Quando pacifismo e belicismo entram em choque, a arte emerge com intenções e objetivos.
Ontem, dia 9/8 e a última 5ª feira, dia 6/8, marcaram os 75 anos dos ataques contra Nagasaki e Hiroshima na 2ª Guerra Mundial. As solenidades conduzidas pelas autoridades das duas cidades, que contaram com a presença do Primeiro-Ministro japonês Shinzo Abe, não deixam esquecer: os ataques nucleares executados pelos americanos em 1945 provocaram um dos maiores traumas da história japonesa. Não só isso, a morte de cerca 80 mil pessoas, vaporizadas em um único instante, deram substância e materialidade ao holocausto atômico no imaginário mundial.

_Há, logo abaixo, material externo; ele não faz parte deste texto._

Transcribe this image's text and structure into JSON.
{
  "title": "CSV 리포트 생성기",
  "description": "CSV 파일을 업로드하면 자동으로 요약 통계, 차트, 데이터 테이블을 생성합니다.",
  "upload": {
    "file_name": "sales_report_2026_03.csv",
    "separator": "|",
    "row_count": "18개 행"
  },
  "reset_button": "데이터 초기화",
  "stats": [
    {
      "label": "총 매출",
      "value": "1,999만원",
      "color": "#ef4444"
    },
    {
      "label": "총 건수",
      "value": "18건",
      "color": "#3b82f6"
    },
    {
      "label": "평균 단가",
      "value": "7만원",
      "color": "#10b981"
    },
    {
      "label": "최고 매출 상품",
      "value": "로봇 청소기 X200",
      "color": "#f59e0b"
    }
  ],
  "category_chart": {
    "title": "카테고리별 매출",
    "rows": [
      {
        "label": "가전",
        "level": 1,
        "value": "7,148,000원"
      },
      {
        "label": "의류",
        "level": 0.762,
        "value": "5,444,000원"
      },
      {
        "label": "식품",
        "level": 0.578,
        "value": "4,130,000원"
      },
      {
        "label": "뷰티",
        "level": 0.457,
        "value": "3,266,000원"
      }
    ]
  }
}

Desde então, genocídios similares aos de Hiroshima e Nagasaki servem como cenário de diversas obras de ficção japonesas. Tanto nos mangás quanto nas versões em anime, os exemplos são inúmeros. São obras clássicas, cults, queridas pelos fãs, como a saga do Encouraçado Espacial Yamato, as aventuras do Capitão Harlock, Akira ou de Gen: Pés Descalços, leitura torturante e indispensável.
Sem exagero, o holocausto nuclear faz parte do imaginário social japonês e os animes revelam isso. De todos, arrisca-se aqui, a série Macross é a sua mais forte expressão. Já falamos deste anime aqui. A série se tornou uma franquia com diversas obras derivadas para diferentes mídias, e cuja última continuação foi em 2016, com Macross Delta.
Assim como Star Trek nos Estados Unidos, no Japão, Macross ajudou a sedimentar uma mentalidade. Anseios e desejos de um grupo de pessoas num determinado período se projetam na narrativa. Os temas de Macross se tornaram icônicos e cada nova edição acrescenta um capítulo para a saga. E parece que refletem o espírito de diferentes tempos. Se você não conhece, a história é um clássico de ficção científica.
Super Dimension Fortress Macross (1982-1983, 36 episódios). Direção de Noboru Ishiguro, roteiros de Kenichi Matsuzaki e Hiroshi Ônogi, design de Kazutaka Miyatake e Shōji Kawamori
Na história original, em 1999, uma nave alienígena, do tamanho de uma cidade, despenca sob os céus do Pacífico. Caindo numa ilhota japonesa, devasta o lugar por completo. Era o prenúncio de uma invasão. Unida em um novo governo mundial, a humanidade busca compreender a tecnologia do artefato e criar novas armas para se defender do ataque. Dez anos depois, esmagadora, esta agressão vem da raça Zentreadi, devastando praticamente toda a população da Terra.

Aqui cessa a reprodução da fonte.